Thursday, January 31, 2008

Disclaimer of the Month

This is my favorite disclaimer, ever! On the Utilikilt site, there is an entry form to win a Utilikilt.

The idea is that you copy the following text from the text box and fill it out, then email it to them.
1. Your Name:
2. Your Age:
3. Location:
4. E-mail Address:
5. Where were you born?:
6. What is your occupation?:
7. Which Utilikilt(s) do you own and why?:
8. Tell us about the exotic or mundane places you have traveled in your Utilikilt:
9. Which of the photos you submitted is your favorite and why?:
10. Was there a book that changed your life?
11. Tell us about it!:
12. What is your favorite place to be?:
13. What is your heart's desire?:
14. How do you travel?:
15. THE QUESTION - What's under your kilt?:
16. Who would you like to see in a Utilikilt?:
17. If we came to visit you, where would you take us?:
18. What kind of beer are you buying for the first round?:

Disclaimer and Release: By sending this email to the Utilikilts Company LLC, I grant the Utilikilts Company LLC full rights to use the entire contents of this email for any purpose whatsoever, until the end of the universe.

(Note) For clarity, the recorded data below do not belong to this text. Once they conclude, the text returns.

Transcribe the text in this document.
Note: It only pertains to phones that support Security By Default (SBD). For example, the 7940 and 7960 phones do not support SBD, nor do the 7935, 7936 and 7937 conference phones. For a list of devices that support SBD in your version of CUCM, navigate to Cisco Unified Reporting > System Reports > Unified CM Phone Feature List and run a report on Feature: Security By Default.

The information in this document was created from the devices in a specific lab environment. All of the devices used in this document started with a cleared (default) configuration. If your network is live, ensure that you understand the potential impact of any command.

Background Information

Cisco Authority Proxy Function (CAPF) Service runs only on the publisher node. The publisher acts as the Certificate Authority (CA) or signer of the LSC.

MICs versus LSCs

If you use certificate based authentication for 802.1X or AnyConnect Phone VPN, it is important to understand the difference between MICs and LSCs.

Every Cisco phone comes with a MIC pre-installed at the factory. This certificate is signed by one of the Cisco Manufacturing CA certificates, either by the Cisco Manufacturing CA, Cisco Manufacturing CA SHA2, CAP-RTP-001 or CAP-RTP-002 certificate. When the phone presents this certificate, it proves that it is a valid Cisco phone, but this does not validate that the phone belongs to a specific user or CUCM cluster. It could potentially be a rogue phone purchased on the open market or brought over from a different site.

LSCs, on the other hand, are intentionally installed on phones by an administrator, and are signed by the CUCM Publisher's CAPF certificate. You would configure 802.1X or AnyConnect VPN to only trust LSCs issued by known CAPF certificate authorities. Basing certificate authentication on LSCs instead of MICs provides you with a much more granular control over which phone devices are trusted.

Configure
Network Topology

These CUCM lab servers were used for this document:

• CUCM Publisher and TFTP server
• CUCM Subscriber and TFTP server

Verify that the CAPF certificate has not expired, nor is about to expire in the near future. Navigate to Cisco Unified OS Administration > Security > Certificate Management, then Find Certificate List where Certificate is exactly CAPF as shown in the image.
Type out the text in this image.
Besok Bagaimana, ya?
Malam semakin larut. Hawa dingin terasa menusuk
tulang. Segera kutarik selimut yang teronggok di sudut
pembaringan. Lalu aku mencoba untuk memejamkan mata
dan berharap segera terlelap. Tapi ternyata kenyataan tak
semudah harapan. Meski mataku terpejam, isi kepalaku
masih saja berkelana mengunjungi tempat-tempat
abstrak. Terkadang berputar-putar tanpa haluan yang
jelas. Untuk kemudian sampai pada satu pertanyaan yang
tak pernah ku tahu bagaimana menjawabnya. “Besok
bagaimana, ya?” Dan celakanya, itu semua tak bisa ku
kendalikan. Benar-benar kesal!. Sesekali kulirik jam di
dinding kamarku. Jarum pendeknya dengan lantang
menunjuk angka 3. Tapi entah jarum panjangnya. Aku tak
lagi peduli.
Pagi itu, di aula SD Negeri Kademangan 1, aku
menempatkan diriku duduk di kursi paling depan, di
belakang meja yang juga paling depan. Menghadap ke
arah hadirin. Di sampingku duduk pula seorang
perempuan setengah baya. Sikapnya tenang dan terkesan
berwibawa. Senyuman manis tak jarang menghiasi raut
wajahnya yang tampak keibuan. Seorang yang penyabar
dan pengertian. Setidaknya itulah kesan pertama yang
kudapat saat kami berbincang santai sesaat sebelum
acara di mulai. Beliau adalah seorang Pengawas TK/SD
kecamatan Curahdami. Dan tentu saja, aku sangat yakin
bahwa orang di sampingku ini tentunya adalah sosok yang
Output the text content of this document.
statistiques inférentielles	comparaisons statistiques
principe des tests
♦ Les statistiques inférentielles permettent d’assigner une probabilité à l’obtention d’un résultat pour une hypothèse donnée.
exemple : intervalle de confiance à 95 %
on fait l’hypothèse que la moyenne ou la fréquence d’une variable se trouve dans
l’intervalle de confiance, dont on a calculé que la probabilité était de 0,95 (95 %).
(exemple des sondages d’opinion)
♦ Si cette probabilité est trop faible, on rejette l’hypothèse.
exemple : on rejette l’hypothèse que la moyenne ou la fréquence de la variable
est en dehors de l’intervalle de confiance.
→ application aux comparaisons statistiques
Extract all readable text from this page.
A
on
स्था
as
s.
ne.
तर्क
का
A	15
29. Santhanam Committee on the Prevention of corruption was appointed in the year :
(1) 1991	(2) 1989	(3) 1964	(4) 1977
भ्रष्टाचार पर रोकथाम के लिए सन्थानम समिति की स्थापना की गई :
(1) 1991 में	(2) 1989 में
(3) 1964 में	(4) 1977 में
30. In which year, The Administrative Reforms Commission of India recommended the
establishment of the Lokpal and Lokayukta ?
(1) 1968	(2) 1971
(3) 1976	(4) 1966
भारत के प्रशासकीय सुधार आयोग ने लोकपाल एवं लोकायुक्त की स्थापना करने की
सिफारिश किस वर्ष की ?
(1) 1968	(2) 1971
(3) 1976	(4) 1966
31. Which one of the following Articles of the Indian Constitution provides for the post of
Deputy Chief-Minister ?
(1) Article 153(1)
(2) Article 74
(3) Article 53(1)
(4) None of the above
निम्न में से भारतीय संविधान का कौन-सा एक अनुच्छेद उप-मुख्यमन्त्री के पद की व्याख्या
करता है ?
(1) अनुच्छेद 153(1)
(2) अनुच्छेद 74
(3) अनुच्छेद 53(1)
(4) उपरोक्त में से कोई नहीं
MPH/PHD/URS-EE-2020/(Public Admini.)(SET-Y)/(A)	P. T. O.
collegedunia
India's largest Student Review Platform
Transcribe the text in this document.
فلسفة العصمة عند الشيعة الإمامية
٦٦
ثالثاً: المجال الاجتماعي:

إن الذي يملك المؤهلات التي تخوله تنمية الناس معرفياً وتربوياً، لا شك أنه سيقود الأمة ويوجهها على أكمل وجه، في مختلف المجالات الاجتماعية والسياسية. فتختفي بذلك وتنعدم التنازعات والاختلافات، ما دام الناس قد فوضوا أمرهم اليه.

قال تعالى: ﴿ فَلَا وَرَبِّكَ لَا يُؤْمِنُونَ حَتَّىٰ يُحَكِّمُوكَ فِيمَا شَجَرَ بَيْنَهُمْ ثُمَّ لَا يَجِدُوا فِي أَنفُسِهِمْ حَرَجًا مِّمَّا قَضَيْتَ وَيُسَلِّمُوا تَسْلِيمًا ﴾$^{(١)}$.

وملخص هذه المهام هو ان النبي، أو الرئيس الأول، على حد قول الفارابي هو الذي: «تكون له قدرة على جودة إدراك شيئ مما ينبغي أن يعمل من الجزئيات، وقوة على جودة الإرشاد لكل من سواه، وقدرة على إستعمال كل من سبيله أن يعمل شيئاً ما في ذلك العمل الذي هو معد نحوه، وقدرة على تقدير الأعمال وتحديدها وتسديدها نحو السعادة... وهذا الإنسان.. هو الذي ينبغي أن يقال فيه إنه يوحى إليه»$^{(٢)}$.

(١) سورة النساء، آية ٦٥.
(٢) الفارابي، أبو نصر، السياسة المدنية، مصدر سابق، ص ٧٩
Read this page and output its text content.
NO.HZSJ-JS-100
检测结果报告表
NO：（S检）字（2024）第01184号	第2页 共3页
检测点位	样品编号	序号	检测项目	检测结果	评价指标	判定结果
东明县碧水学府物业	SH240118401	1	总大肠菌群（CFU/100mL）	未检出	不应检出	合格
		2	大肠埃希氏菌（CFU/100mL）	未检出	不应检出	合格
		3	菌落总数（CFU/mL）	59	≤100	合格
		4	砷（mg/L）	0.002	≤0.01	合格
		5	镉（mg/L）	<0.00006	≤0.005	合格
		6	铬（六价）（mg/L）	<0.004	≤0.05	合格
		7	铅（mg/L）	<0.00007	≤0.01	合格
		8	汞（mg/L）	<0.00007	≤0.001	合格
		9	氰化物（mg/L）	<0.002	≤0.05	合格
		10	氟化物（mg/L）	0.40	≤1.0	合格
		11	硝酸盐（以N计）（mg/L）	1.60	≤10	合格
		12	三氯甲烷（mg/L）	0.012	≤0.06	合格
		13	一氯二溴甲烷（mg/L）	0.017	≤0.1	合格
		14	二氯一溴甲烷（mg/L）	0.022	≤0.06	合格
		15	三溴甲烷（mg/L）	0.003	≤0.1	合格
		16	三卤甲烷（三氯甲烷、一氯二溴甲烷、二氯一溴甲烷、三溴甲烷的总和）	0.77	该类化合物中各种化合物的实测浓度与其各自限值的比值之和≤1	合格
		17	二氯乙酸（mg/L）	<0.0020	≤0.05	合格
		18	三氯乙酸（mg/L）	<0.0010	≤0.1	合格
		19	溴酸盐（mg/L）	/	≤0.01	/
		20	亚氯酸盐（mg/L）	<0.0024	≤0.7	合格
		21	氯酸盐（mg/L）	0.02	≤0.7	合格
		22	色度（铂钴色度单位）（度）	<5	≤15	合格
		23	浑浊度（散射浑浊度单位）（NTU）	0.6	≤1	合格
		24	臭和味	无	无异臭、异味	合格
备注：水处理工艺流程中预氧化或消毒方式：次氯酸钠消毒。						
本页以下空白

I understand that the Utilikilts Company LLC might use the text and images enclosed in this email on their web site, in printed or online marketing materials, or as a target on the dartboard in the executive bathroom, and I am fine with that. I mean it. I am flattered that my image or words might be used by the company in any way, shape or form.

I'm wondering if people are going to get creative, and alter the disclaimer when they enter. It almost makes me want to buy one for Dax so he can enter.